The integration of Holo1.5 into CU agents brings several benefits. Firstly, it offers higher click reliability at native resolution, as evidenced by improved performance on ScreenSpot-Pro. This suggests reduced misclicks in complex applications like IDEs, design suites, and admin consoles. Secondly, stronger state tracking, facilitated by higher UI-VQA accuracy, improves detection of logged-in state, active tab, modal visibility, and success/failure cues. Lastly, the pragmatic licensing path allows for the use of the 7B model in production, with the 72B checkpoint available for internal experiments or to bound headroom.
In a modern CU stack, Holo1.5 serves as the screen perception layer. It takes full-resolution screenshots (optionally with UI metadata) as input and outputs target coordinates with confidence and short textual answers about screen state. Downstream, action policies convert these predictions into click/keyboard events, while monitoring verifies post-conditions and triggers retries or fallbacks.
Holo1.5 bridges a practical gap in CU systems by pairing strong coordinate grounding with concise interface understanding. For those seeking a commercially usable base today, Holo1.5-7B (Apache-2.0) is an excellent starting point. Benchmark it on your screens and instrument your planner/safety layers around it.

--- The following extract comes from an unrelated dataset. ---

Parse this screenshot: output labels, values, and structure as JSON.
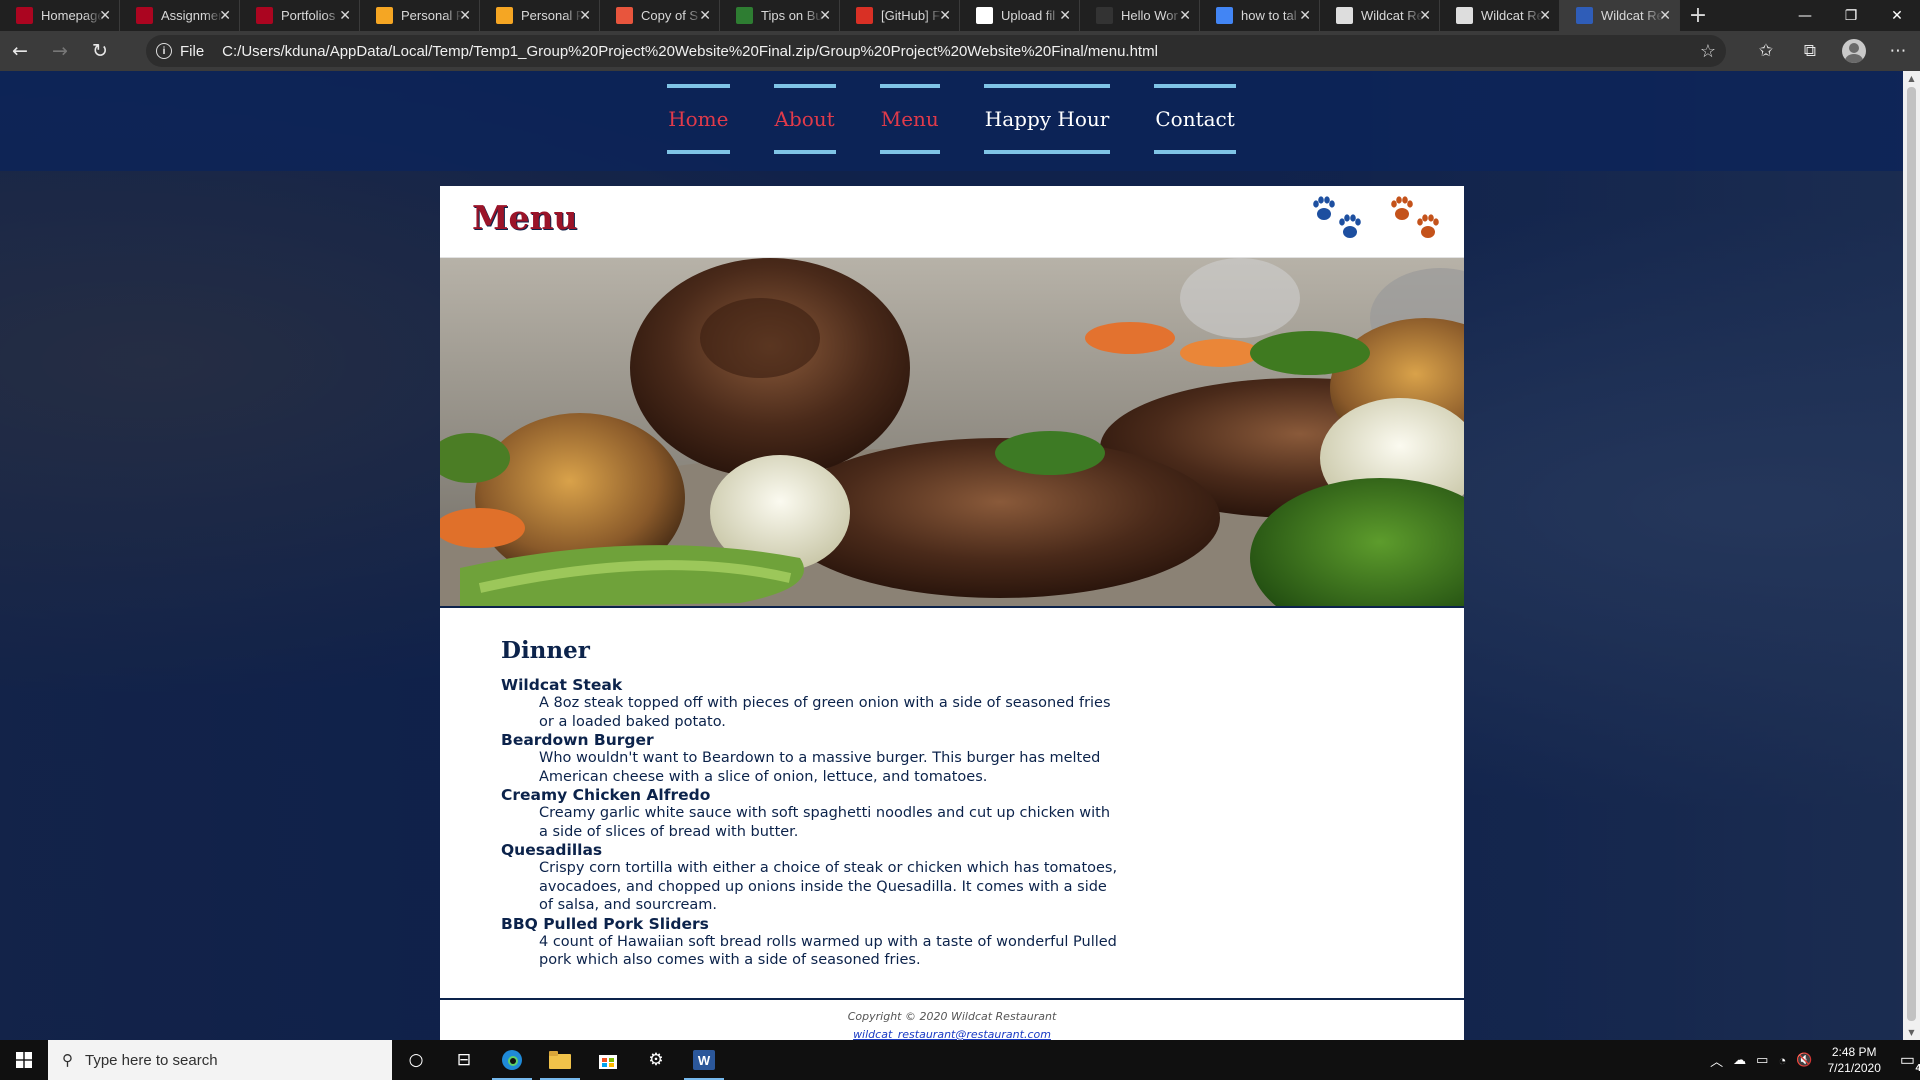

To get started, check out the models on Hugging Face and the technical details. The H Company GitHub page offers tutorials, codes, and notebooks, while their Twitter account and 100k+ ML SubReddit provide community support. Don’t forget to subscribe to their newsletter to stay updated on their latest developments.
In conclusion, H Company’s Holo1.5 is not just a release; it’s a significant step forward in AI’s ability to understand and interact with complex digital environments. By offering an open-source, high-performing model tailored to the needs of CU agents, H Company is democratizing access to advanced AI capabilities and paving the way for more intuitive, reliable, and efficient human-AI interactions.